Leavers and the Remainers

As the vote on Britain’s EU membership grows closer the political battle is getting desperate with debate ranging from the issues of duty free fags and booze to the prospect of another Scottish independence referendum. All the the tit for tat however hasn’t affect Sterling recently while the Yen has been flying and the Aussie diving.

Following the Bank of Japan’s failure on Thursday morning to deliver the additional monetary stimulus that everyone was expecting, the Yen has strengthened to an 18-month high against the US Dollar. It is up by 1.8% against Sterling since Thursday morning while its closest competitors, the Euro and the Swiss Franc have risen by just 0.8%. Analysts suspect that if the Yen moves much higher against the US Dollar the Bank of Japan will have to intervene to keep it in check.

At the other end of the field the Australian Dollar is down by -1.5%. Last Wednesday the Aussie felt the chill of a quarterly fall in Australian consumer prices, the argument being that slower inflation would encourage the Reserve Bank of Australia to consider an interest rate cut. Investors didn’t expect one as soon as today though, so when the RBA lowered its Cash Rate this morning from 2% to 1.75% the Aussie took another dip. On the week it is down by -3.2% against Sterling and by -6.5% against the Yen.

Last Wednesday Sterling was celebrating four successive days of world-beating performance. Since then it has slipped back into mediocrity, falling by an average of -0.8% against the other dozen most actively-traded currencies. However, it is up by that much against the US Dollar, which was hurt by Thursday’s GDP data. The preliminary estimate showed America’s gross domestic product expanding by an annualised 0.5% in the first quarter. On a quarterly basis that equates to growth of an almost invisible 0.1% and investors see it as another reason for US rates to remain on hold for the foreseeable future.

On Friday the figures from Euroland put first quarter growth at 0.6%, unemployment at 10.2% and inflation at -0.2%. The first two of those were better than expected; the third was worse.
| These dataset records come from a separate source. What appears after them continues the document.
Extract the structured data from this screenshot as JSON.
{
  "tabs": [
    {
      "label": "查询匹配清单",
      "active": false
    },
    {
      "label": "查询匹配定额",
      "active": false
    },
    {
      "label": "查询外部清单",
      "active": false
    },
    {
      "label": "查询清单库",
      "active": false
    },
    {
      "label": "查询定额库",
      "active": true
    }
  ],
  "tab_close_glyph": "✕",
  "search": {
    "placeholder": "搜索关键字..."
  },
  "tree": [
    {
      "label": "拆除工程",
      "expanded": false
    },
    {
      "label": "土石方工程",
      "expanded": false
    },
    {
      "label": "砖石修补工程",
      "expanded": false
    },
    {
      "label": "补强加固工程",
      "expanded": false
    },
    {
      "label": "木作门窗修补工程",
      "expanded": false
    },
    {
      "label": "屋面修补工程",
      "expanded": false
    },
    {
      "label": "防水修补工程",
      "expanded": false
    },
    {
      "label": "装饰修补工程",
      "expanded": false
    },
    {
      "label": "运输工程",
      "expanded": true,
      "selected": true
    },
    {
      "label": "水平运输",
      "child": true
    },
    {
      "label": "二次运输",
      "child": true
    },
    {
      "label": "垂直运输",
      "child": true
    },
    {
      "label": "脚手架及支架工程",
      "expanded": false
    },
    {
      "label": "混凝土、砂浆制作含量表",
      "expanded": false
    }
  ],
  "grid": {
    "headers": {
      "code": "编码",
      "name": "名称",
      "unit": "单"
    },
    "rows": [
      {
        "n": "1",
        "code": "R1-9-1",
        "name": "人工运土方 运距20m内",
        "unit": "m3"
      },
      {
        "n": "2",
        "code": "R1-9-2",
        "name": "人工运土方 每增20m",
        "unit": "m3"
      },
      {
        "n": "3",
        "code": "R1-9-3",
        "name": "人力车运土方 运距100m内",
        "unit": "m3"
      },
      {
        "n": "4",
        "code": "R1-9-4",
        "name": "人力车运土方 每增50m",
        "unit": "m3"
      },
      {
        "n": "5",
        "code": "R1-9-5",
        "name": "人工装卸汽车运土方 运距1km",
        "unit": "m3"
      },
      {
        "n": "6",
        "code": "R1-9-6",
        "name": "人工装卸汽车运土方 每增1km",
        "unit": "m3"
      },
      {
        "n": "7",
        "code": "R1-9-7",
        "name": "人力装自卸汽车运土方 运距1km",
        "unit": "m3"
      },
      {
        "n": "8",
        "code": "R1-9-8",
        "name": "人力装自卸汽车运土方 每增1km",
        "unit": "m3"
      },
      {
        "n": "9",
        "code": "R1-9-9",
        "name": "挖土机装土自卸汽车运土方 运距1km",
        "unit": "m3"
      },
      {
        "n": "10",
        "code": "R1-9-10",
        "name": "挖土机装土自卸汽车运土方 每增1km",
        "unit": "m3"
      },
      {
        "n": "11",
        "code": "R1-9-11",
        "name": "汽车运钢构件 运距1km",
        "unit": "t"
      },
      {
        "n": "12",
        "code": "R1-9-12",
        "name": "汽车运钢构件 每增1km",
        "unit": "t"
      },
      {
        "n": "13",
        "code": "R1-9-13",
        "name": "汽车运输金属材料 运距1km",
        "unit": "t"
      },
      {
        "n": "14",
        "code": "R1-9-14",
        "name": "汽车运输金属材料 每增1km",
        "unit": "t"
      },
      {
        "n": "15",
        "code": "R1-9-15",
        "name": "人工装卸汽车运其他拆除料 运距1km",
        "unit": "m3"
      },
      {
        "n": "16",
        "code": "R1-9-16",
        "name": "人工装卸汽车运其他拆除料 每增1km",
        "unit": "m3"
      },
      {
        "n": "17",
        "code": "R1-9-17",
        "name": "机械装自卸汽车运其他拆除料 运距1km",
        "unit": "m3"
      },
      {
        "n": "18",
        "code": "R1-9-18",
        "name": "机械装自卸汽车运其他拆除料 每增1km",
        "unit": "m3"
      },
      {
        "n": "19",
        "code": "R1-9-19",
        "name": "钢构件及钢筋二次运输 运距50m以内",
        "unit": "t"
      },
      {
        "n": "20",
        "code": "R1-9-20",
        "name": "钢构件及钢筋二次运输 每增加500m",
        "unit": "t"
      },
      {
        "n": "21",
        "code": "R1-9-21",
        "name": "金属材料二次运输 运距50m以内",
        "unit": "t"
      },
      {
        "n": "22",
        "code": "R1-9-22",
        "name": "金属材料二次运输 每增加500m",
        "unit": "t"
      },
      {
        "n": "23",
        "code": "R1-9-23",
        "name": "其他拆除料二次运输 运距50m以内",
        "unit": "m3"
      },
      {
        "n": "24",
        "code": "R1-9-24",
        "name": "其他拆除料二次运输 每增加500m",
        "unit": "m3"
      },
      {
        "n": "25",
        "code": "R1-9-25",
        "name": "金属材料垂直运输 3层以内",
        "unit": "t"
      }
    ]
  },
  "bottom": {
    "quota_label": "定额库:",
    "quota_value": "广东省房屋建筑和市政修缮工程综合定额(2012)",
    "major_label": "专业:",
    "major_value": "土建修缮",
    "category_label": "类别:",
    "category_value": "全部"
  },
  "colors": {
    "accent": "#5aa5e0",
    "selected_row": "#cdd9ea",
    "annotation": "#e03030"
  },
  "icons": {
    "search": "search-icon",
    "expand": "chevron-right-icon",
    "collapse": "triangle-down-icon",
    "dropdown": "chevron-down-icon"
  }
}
None is likely to alter the medium-term outlook for euro interest rates.

As the United Kingdom celebrated workers’ day yesterday the rest of the world was enjoying the monthly round of manufacturing sector purchasing managers’ indices. The UK figure comes out this morning. There was no clear message from yesterday’s PMI readings. In Europe the numbers from Switzerland, Spain, Italy and pan-Euroland showed monthly improvements while the situation in France and Germany deteriorated. Canada was higher on the month but both US measures fell short of forecast.

Britain’s manufacturing PMI is expected to be a couple of ticks higher at 51.2, which would put it half a point below Euroland and fractionally ahead of the States. The NZ dollar will be sensitive to the GDT milk price index and tonight’s NZ employment data.